The book goes on to cover subsequent eras in the electricity industry’s evolution, including its
major contribution to the 1929 crash, the subsequent collapse of the Insull and Morgan empires, and the ascendency of federal influence during the depression era. The authors offer absorbing accounts of the presidential nomination of Franklin D. Roosevelt, fiercely fought by the industry, and the subsequent New Deal landmark electrification projects including the Public Works Administration (PWA), the Rural Electrification Administration (REA), the Tennessee Valley Authority (TVA) and the Bonneville Power Administration (BPA) along with massive hydro and transmission projects that finally brought electricity to virtually the entire country.

The authors describe in detail the behind-the-scenes political scheming and manipulation around nuclear power that emerged during the 1950s and grew into the 1980s. Nuclear power,
inherently tied with government subsidies and guarantees, was not as much about generating
electricity as it was about generating money. The authors provide a fascinating account of how
the industry was able to adroitly maneuver its way around the citizen push-back that emerged
after the March 1979 accident at Three Mile Island and continue to build their money machine.
It was not until another accident in April 1986 at Chernobyl that the public resistance became
effective.

The book recounts how a recurring theme over a century was used to deflect or disable citizens and environmentalists—the idea that public power was “socialist,” or even “communist.” A similar notion has also afflicted renewable energy initiatives—that they are “impractical.” The authors describe these myths that persists today,

A vastly different perception dominated the industry and federal government. Industry executives believed that alternative technologies (such as solar, wind, and geothermal energies) held promise for the future but were “impractical” in the short term. There was a more fundamental problem as well. Such decentralized power sources were not technologies that could be utilized for increasing centralization of the electric power industry and for laying the base for greater corporate expansion in the future... [T]he central issue of the energy debate and the one that had existed since the beginning: Who really controlled the decisions
over choices of technology? ...what the industry and Wall Street wanted or what the public wanted? (p. 140)
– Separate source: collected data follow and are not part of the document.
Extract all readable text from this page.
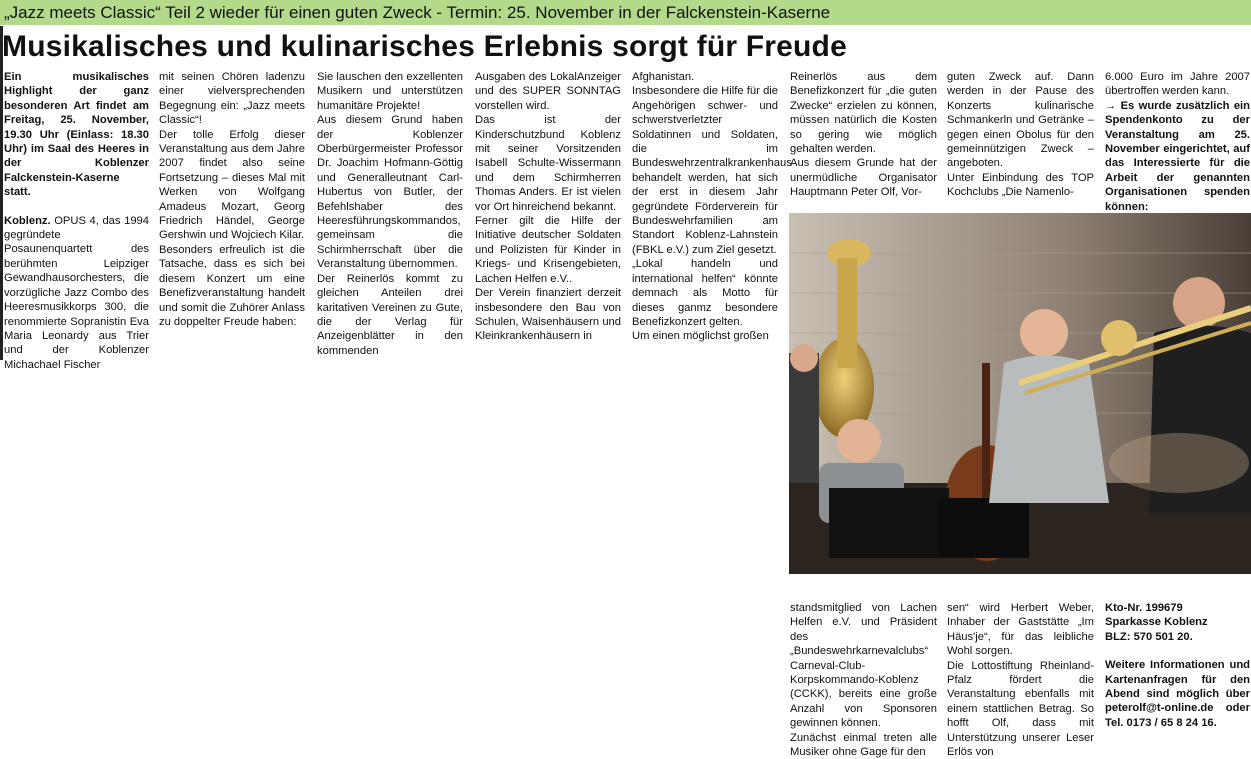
„Jazz meets Classic“ Teil 2 wieder für einen guten Zweck - Termin: 25. November in der Falckenstein-Kaserne
Musikalisches und kulinarisches Erlebnis sorgt für Freude

Ein musikalisches Highlight der ganz besonderen Art findet am Freitag, 25. November, 19.30 Uhr (Einlass: 18.30 Uhr) im Saal des Heeres in der Koblenzer Falckenstein-Kaserne statt.

Koblenz. OPUS 4, das 1994 gegründete Posaunenquartett des berühmten Leipziger Gewandhausorchesters, die vorzügliche Jazz Combo des Heeresmusikkorps 300, die renommierte Sopranistin Eva Maria Leonardy aus Trier und der Koblenzer Michachael Fischer

mit seinen Chören ladenzu einer vielversprechenden Begegnung ein: „Jazz meets Classic“!

Der tolle Erfolg dieser Veranstaltung aus dem Jahre 2007 findet also seine Fortsetzung – dieses Mal mit Werken von Wolfgang Amadeus Mozart, Georg Friedrich Händel, George Gershwin und Wojciech Kilar.

Besonders erfreulich ist die Tatsache, dass es sich bei diesem Konzert um eine Benefizveranstaltung handelt und somit die Zuhörer Anlass zu doppelter Freude haben:

Sie lauschen den exzellenten Musikern und unterstützen humanitäre Projekte!

Aus diesem Grund haben der Koblenzer Oberbürgermeister Professor Dr. Joachim Hofmann-Göttig und Generalleutnant Carl-Hubertus von Butler, der Befehlshaber des Heeresführungskommandos, gemeinsam die Schirmherrschaft über die Veranstaltung übernommen.

Der Reinerlös kommt zu gleichen Anteilen drei karitativen Vereinen zu Gute, die der Verlag für Anzeigenblätter in den kommenden

Ausgaben des LokalAnzeiger und des SUPER SONNTAG vorstellen wird.

Das ist der Kinderschutzbund Koblenz mit seiner Vorsitzenden Isabell Schulte-Wissermann und dem Schirmherren Thomas Anders. Er ist vielen vor Ort hinreichend bekannt.

Ferner gilt die Hilfe der Initiative deutscher Soldaten und Polizisten für Kinder in Kriegs- und Krisengebieten, Lachen Helfen e.V..

Der Verein finanziert derzeit insbesondere den Bau von Schulen, Waisenhäusern und Kleinkrankenhäusern in

Afghanistan.

Insbesondere die Hilfe für die Angehörigen schwer- und schwerstverletzter Soldatinnen und Soldaten, die im Bundeswehrzentralkrankenhaus behandelt werden, hat sich der erst in diesem Jahr gegründete Förderverein für Bundeswehrfamilien am Standort Koblenz-Lahnstein (FBKL e.V.) zum Ziel gesetzt.

„Lokal handeln und international helfen“ könnte demnach als Motto für dieses ganmz besondere Benefizkonzert gelten.

Um einen möglichst großen

Reinerlös aus dem Benefizkonzert für „die guten Zwecke“ erzielen zu können, müssen natürlich die Kosten so gering wie möglich gehalten werden.

Aus diesem Grunde hat der unermüdliche Organisator Hauptmann Peter Olf, Vor-

guten Zweck auf. Dann werden in der Pause des Konzerts kulinarische Schmankerln und Getränke – gegen einen Obolus für den gemeinnützigen Zweck – angeboten.

Unter Einbindung des TOP Kochclubs „Die Namenlo-

6.000 Euro im Jahre 2007 übertroffen werden kann.

→ Es wurde zusätzlich ein Spendenkonto zu der Veranstaltung am 25. November eingerichtet, auf das Interessierte für die Arbeit der genannten Organisationen spenden können:

standsmitglied von Lachen Helfen e.V. und Präsident des „Bundeswehrkarnevalclubs“ Carneval-Club-Korpskommando-Koblenz (CCKK), bereits eine große Anzahl von Sponsoren gewinnen können.

Zunächst einmal treten alle Musiker ohne Gage für den

sen“ wird Herbert Weber, Inhaber der Gaststätte „Im Häus'je“, für das leibliche Wohl sorgen.

Die Lottostiftung Rheinland-Pfalz fördert die Veranstaltung ebenfalls mit einem stattlichen Betrag. So hofft Olf, dass mit Unterstützung unserer Leser Erlös von

Kto-Nr. 199679

Sparkasse Koblenz

BLZ: 570 501 20.

Weitere Informationen und Kartenanfragen für den Abend sind möglich über peterolf@t-online.de oder Tel. 0173 / 65 8 24 16.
Power Struggle is a vital resource for those examining today’s reemerging debates around such topics as renewable energy, municipalization, the “smart grid”, nuclear power, developing
countries, and utility regulation. The American electricity system is unique among industrialized nations in its privatized nature that springs from an ideological belief in capitalism and “free markets”—yet ironically, regulated monopolies are in fact anything but “free”.

In the final chapter of the book, the authors describe how the electricity system is facing a
fundamental “transition” away from a centralized structure. But at that time they were not aware of the dramatic drop in the costs of wind and solar (and natural gas) technologies that today suddenly undermine what has always been the fundamental organizing principle of the electricity industry—the advantages of centralized, capital-intensive economies of scale. One only need look at Germany’s success of rooftop solar to see a spectacular example of the popularity and economic viability of decentralized renewable energy not reliant on economies of scale.

Perhaps a editorial complaint with the book might be the manner in which the references are
organized. There are no footnotes or citations embedded in the text, but rather there are general summaries by page groups in the back of the book. Not only are these awkward to use, but they point only generally to the many important references cited. Nevertheless, Power Struggle is “required reading”—and quite engaging. The authors have provided an important historical sourcebook for those seeking to map the road a new clean energy future.